July 6, 2014 at 2:06 a.m.

The golden facade of pipes from the 1927 model Moller pipe organ at the First United Methodist Church in Cuero. Russell Franklin had stored the pipe organ in his warehouse during reconstruction of the church's damaged sanctuary.

In a generation built upon the digital platform of Twitter and Facebook, Russell Franklin works with his hands, convincing a lead pipe to sing.

In an area with standing-room only, among row after row of metal cylinders that extend upward toward heaven, Franklin casually describes the process of tuning the pipes.

"I had to take this 8-foot pipe and make it speak as a 4-foot pipe," Franklin said.

Franklin not only understands it, but he designs it as well.

Franklin got his start in the business working for Roy Redman, of Fort Worth, who many consider to be the premier tracker organ builder and who has been active since 1966. Following his stint with Redman, Franklin joined Rubin Frels in Victoria, where he honed his skills, designing pipe organs until he decided to branch out on his own in 1986.

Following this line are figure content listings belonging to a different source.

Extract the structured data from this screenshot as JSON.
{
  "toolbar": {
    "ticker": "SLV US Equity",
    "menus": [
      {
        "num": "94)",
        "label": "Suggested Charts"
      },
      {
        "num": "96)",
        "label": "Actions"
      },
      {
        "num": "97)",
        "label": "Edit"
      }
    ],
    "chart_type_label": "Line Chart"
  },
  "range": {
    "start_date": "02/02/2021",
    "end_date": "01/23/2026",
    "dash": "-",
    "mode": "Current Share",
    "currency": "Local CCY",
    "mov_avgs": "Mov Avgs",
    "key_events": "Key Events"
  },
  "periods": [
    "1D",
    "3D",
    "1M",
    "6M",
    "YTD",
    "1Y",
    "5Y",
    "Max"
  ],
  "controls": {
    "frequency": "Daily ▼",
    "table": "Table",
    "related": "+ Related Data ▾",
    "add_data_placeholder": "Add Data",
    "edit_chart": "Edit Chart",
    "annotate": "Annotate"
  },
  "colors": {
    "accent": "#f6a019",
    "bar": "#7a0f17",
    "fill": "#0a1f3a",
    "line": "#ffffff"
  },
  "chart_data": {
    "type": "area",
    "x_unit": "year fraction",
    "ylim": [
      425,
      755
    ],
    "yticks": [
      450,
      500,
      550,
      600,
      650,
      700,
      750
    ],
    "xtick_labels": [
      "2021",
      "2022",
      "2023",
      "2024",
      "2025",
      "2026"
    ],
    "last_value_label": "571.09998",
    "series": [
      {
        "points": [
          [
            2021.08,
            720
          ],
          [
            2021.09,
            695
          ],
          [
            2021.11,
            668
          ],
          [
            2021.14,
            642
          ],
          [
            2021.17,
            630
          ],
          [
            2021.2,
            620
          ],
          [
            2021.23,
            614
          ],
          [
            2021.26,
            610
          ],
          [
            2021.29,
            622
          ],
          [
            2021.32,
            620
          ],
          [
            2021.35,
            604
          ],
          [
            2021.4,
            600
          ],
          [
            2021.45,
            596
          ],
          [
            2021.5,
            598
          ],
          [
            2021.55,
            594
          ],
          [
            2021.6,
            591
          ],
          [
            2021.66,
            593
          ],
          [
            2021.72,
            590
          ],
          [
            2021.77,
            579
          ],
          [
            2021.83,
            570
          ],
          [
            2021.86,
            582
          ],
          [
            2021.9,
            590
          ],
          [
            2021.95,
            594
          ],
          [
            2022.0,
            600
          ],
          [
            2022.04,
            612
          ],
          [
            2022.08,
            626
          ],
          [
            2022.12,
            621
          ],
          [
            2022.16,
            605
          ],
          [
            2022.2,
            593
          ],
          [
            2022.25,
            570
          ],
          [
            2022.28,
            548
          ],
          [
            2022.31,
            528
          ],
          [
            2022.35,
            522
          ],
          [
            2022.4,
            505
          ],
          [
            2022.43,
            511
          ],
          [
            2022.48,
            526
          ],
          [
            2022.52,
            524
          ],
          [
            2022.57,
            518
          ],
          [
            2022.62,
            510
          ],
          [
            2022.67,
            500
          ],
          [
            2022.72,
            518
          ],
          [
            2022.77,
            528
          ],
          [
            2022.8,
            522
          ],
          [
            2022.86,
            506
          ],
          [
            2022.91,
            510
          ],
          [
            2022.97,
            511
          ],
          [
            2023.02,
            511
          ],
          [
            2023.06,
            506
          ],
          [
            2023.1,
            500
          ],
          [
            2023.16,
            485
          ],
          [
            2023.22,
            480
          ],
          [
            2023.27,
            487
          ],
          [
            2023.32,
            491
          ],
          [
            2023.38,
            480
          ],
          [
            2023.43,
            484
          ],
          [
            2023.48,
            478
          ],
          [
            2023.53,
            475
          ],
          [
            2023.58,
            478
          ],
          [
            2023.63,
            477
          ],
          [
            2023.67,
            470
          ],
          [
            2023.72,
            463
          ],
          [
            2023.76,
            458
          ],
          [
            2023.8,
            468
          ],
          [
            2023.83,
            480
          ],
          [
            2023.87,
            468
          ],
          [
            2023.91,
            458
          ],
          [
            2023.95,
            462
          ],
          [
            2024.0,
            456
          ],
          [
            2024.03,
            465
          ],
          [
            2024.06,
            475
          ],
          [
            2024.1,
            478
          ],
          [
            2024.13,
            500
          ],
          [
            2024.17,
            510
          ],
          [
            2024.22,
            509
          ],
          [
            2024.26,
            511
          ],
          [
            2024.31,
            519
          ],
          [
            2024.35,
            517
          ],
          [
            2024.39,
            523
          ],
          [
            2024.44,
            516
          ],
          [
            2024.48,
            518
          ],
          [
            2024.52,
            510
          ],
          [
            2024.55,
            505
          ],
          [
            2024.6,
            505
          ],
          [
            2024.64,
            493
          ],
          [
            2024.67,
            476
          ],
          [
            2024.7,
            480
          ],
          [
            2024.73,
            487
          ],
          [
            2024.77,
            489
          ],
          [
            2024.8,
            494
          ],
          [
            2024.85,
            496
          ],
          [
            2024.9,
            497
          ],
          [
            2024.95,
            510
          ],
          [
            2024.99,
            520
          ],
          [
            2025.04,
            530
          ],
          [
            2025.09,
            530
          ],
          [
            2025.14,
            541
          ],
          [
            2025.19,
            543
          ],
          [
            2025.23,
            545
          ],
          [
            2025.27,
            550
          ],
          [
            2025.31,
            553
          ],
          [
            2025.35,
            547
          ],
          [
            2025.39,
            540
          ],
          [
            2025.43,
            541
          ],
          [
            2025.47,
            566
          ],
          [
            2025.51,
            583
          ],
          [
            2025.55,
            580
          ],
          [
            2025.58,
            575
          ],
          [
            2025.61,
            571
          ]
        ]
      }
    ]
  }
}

Franklin currently services more than 40 pipe organs from Columbus to Laredo as well as Cuero, San Antonio and Victoria. Franklin's first solo job was at St. Mary's Catholic Church in High Hill, near Schulenburg.

Restoration of organs already built and tuning them is the bulk of his workload, he said.

"I don't do pianos," Franklin said, laughing. "Pianos have strings; pipe organs have pipes."

St. Paul's Episcopal Church, one of Franklin's clients in San Antonio, has 1,339 pipes. The First United Methodist Church in Cuero is smaller in scale, but the need for attention to detail is the same.

Damage done to the First United Methodist's sanctuary basement by termites silenced the pipe organ that had served the church since 1925, and church elders had to make some hard financial decisions in 2001, he said.

Divine providence would prevail, and by 2011, the dream to bring life back to the golden facade was realized. Not only was the sanctuary rebuilt, but also the organ's gold pipes spoke once more.

On that eventful day, Franklin remarked, "The first day I made the gold pipes speak, there was lots of shouting and praising the Lord."

His spirituality links him to his craft, and the religious context in which he works defines his faith, he said.

The Rev. Michael Mumme, pastor at First United Methodist, describes the communion of song and pipe organ music as incredibly important.

"Our faith is a faith that is sung. When we are in worship, there is the sermon that is preached and the sermon that is sung," he said.